In the first FCPA case involving cryptocurrency bribery, a superseding indictment against FTX founder Samuel Bankman-Fried (SBF) was issued on March 28, 2023, charging that he had authorized and directed the transfer of at least US$40 million in cryptocurrency to induce Chinese government officials to unfreeze certain cryptocurrency trading accounts, worth around US$1 billion. These bribery charges were severed from the seven fraud charges for which he was convicted in November 2023. SBF was supposed to go to trial on the FCPA charges in March 2024, but in December 2023, the DOJ announced it was dismissing the FCPA charges, given that he was already facing more than 110 years in jail. 

Takeaway: “Anything of value” under the FCPA now refers also to cryptocurrency in addition to traditional cash, gifts, entertainment, employment opportunities, etc.   

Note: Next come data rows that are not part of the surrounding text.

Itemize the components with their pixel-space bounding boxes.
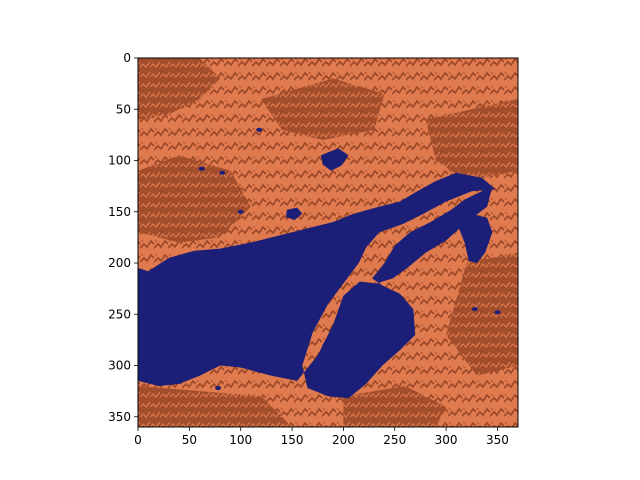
northern-inlet [320,148,349,171]
water-bodies [138,127,501,399]
small-pond [471,307,478,312]
lake-west [285,207,303,220]
y-axis: 0 50 100 150 200 250 300 350 [108,51,138,424]
y-tick-label: 350 [108,410,131,424]
sea-region [138,172,496,399]
mountain-region [138,155,251,243]
x-tick-label: 150 [281,433,304,447]
small-pond [237,209,244,214]
y-tick-label: 300 [108,359,131,373]
mountain-region [343,386,447,427]
x-tick-label: 50 [182,433,197,447]
y-tick-label: 50 [116,102,131,116]
small-pond [219,170,226,175]
small-pond [215,386,222,391]
y-tick-label: 150 [108,205,131,219]
x-tick-label: 0 [134,433,142,447]
mountain-region [446,252,518,376]
map-plot-area [138,58,518,427]
x-tick-label: 300 [435,433,458,447]
small-pond [494,310,501,315]
y-tick-label: 250 [108,307,131,321]
small-pond [198,166,205,171]
x-tick-label: 200 [332,433,355,447]
x-tick-label: 100 [229,433,252,447]
mountain-region [138,386,293,427]
mountain-region [425,99,518,181]
mountain-region [138,58,221,120]
plot-frame [137,57,519,428]
x-axis: 0 50 100 150 200 250 300 350 [134,427,509,447]
x-tick-label: 250 [383,433,406,447]
y-tick-label: 0 [123,51,131,65]
lake-east [458,211,493,263]
x-tick-label: 350 [486,433,509,447]
small-pond [256,127,263,132]
mountain-region [261,78,385,140]
y-tick-label: 200 [108,256,131,270]
mountain-regions [138,58,518,427]
y-tick-label: 100 [108,154,131,168]
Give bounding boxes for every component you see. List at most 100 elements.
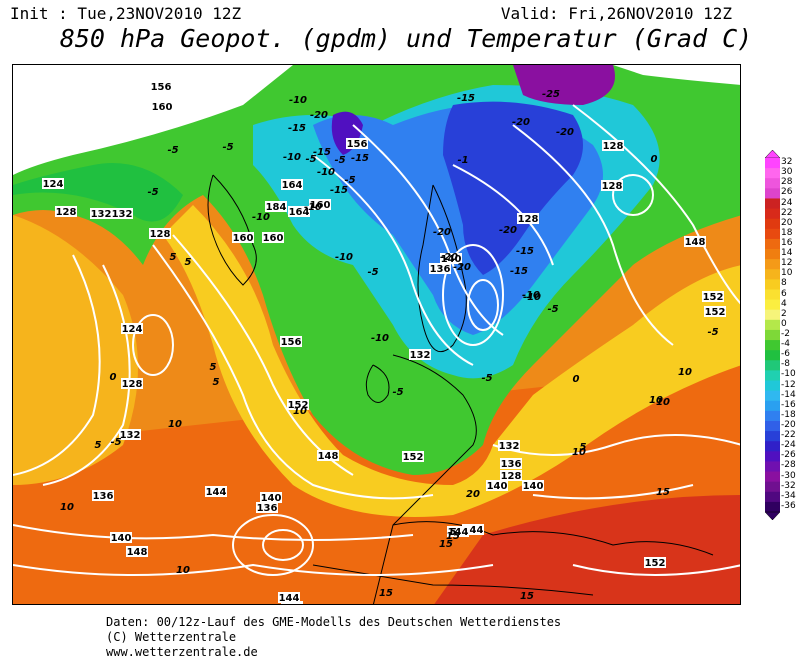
temperature-label: -10	[289, 95, 307, 106]
footer-url: www.wetterzentrale.de	[106, 645, 258, 659]
isoline-9	[452, 164, 554, 266]
temperature-label: -5	[147, 187, 158, 198]
geopotential-label-box	[409, 349, 431, 360]
colorbar-segment	[765, 198, 780, 210]
temperature-label: -5	[110, 437, 121, 448]
geopotential-label-box	[440, 253, 462, 264]
colorbar-arrow-top	[765, 150, 780, 159]
temperature-label: 10	[293, 406, 307, 417]
temperature-label: 5	[95, 440, 102, 451]
isoline-high-1	[132, 314, 174, 376]
colorbar-label: -2	[781, 329, 790, 339]
temperature-label: -15	[510, 266, 528, 277]
isoline-low-4	[467, 279, 499, 331]
geopotential-label: 148	[127, 547, 148, 558]
temperature-label: 10	[656, 397, 670, 408]
geopotential-label: 152	[645, 558, 666, 569]
colorbar-label: -20	[781, 420, 796, 431]
colorbar-label: -18	[781, 409, 796, 420]
colorbar-segment	[765, 309, 780, 321]
colorbar-segment	[765, 451, 780, 462]
temperature-label: -20	[499, 225, 517, 236]
colorbar-label: 4	[781, 298, 787, 309]
colorbar-segment	[765, 400, 780, 412]
temperature-label: -5	[481, 373, 492, 384]
colorbar-label: -6	[781, 349, 790, 360]
geopotential-label: 144	[206, 487, 227, 498]
colorbar-segment	[765, 340, 780, 351]
geopotential-label-box	[522, 480, 544, 491]
geopotential-label: 148	[318, 451, 339, 462]
coast-mediterranean	[392, 521, 714, 556]
temperature-label: -15	[330, 185, 348, 196]
colorbar-label: 32	[781, 157, 793, 168]
isoline-5	[13, 524, 414, 541]
temperature-label: 15	[379, 588, 393, 599]
colorbar-segment	[765, 289, 780, 301]
temperature-label: -10	[283, 152, 301, 163]
geopotential-label: 132	[91, 209, 112, 220]
geopotential-label: 132	[112, 209, 133, 220]
polar-cap	[13, 65, 293, 175]
colorbar-segment	[765, 178, 780, 189]
temperature-label: 10	[168, 419, 182, 430]
colorbar-segment	[765, 501, 780, 513]
isoline-10	[512, 124, 674, 346]
temperature-label: -15	[288, 123, 306, 134]
colorbar-label: -8	[781, 359, 790, 370]
colorbar-segment	[765, 249, 780, 260]
isoline-4	[13, 254, 101, 476]
isoline-12	[492, 434, 740, 456]
temperature-label: 15	[656, 487, 670, 498]
colorbar-label: -14	[781, 389, 796, 400]
geopotential-label: 136	[430, 264, 451, 275]
colorbar-segment	[765, 471, 780, 483]
geopotential-label-box	[150, 81, 172, 92]
geopotential-label-box	[278, 592, 300, 603]
coast-europe	[372, 354, 477, 604]
colorbar-segment	[765, 168, 780, 179]
valid-time: Valid: Fri,26NOV2010 12Z	[500, 4, 732, 23]
geopotential-label-box	[486, 480, 508, 491]
geopotential-label: 144	[463, 525, 484, 536]
colorbar-label: -22	[781, 430, 796, 441]
temperature-label: -10	[252, 212, 270, 223]
temperature-label: -10	[335, 252, 353, 263]
temperature-label: 0	[110, 372, 117, 383]
isoline-low-1	[232, 514, 314, 576]
colorbar-segment	[765, 238, 780, 250]
geopotential-label: 160	[152, 102, 173, 113]
colorbar-segment	[765, 208, 780, 220]
coast-uk	[365, 364, 390, 403]
hot-southeast	[434, 495, 740, 604]
geopotential-label-box	[126, 546, 148, 557]
isoline-low-3	[442, 244, 504, 346]
temperature-label: -10	[371, 333, 389, 344]
temperature-label: -20	[310, 110, 328, 121]
temperature-label: -5	[392, 387, 403, 398]
temperature-label: 10	[176, 565, 190, 576]
temperature-label: -1	[457, 155, 468, 166]
isoline-14	[572, 564, 740, 576]
colorbar-segment	[765, 188, 780, 199]
geopotential-label: 128	[501, 471, 522, 482]
purple-core	[513, 65, 615, 105]
temperature-label: -10	[317, 167, 335, 178]
isoline-low-2	[262, 529, 304, 561]
geopotential-label: 148	[685, 237, 706, 248]
colorbar-segment	[765, 491, 780, 503]
geopotential-label: 152	[403, 452, 424, 463]
geopotential-label-box	[232, 232, 254, 243]
geopotential-label: 136	[257, 503, 278, 514]
colorbar-segment	[765, 259, 780, 270]
geopotential-label: 128	[56, 207, 77, 218]
geopotential-label: 160	[310, 200, 331, 211]
colorbar-segment	[765, 269, 780, 280]
init-time: Init : Tue,23NOV2010 12Z	[10, 4, 242, 23]
geopotential-label-box	[42, 178, 64, 189]
colorbar-segment	[765, 228, 780, 240]
colorbar-segment	[765, 370, 780, 382]
isoline-high-2	[612, 174, 654, 216]
geopotential-label-box	[119, 429, 141, 440]
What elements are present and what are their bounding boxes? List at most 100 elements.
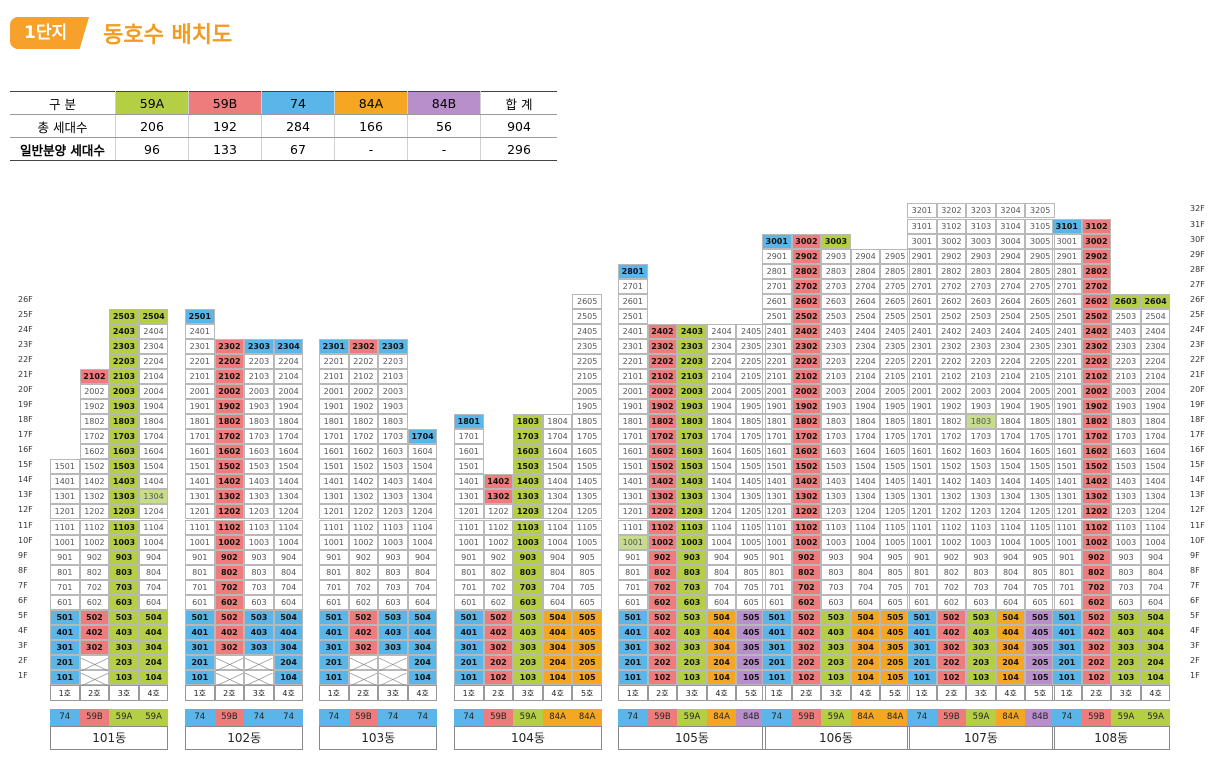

  1. Ng Chong Hwa (Roger Ng)

On March 9, 2023, a former Malaysian Goldman Sachs banker, Ng Chong Hwa (a.k.a “Roger Ng”), involved in the 1 Malaysia Development Berhad (1MDB) case, was sentenced to 10 years in prison following his conviction for bribery and money laundering charges in April 2022. Ng conspired with others to circumvent Goldman Sachs’ internal accounting controls to launder billions of dollars, including funds 1MDB raised in 2012 and 2013 through three bond transactions it executed with Goldman Sachs. For further background, see our “The Top Ten Asia-Pacific FCPA Enforcement Actions” for 2019, 2020, and 2022

Takeaway: Ng’s case illustrates the current trend in FCPA enforcement strategies to target not only corporate entities but also the individuals responsible for corrupt payments.

  1. Trafigura

On December 6, 2023, Singapore-headquartered global commodities trader Trafigura said that it has been seeking to resolve investigations by regulatory authorities in the United States, Brazil, and Switzerland of payments made by former employees via third parties more than 10 years ago.  

  1. Inotiv

On May 23, 2023, Inotiv, an Indiana-based company providing non-clinical and analytical drug discovery and development services, received a voluntary request from the SEC seeking documents and information regarding possible bribery related to the importation of non-human primates from Asia.

  1. Stryker

On May 2, 2023, Stryker, a Michigan-based corporation that manufactures and distributes medical devices and products around the world, disclosed that it had been contacted by the SEC and DOJ for possible FCPA violations. In 2013 and 2018, the SEC and Stryker settled two FCPA investigations related to violations of FCPA with fines of US$13.3 million and US$7.8 million, respectively, pertaining to bribes paid by Stryker subsidiaries in Argentina, Greece, Mexico, Poland, Romania, India, China, and Kuwait.

Conclusion

No record breakers or blockbusters among the 2023 FCPA enforcement actions, but they do include helpful reminders of traditional risks, such as third parties, gifts, hospitality, and overseas travel, but also of new risks, like cryptocurrency. Many of these cases also show that red flags, objective audit reports, DPAs, and monitorships actually provide opportunities to make things right before everything goes wrong. Finally, they demonstrate that there has not been a pivot away from Asia-Pacific, so expect similar numbers in 2024, probably in the healthcare sector.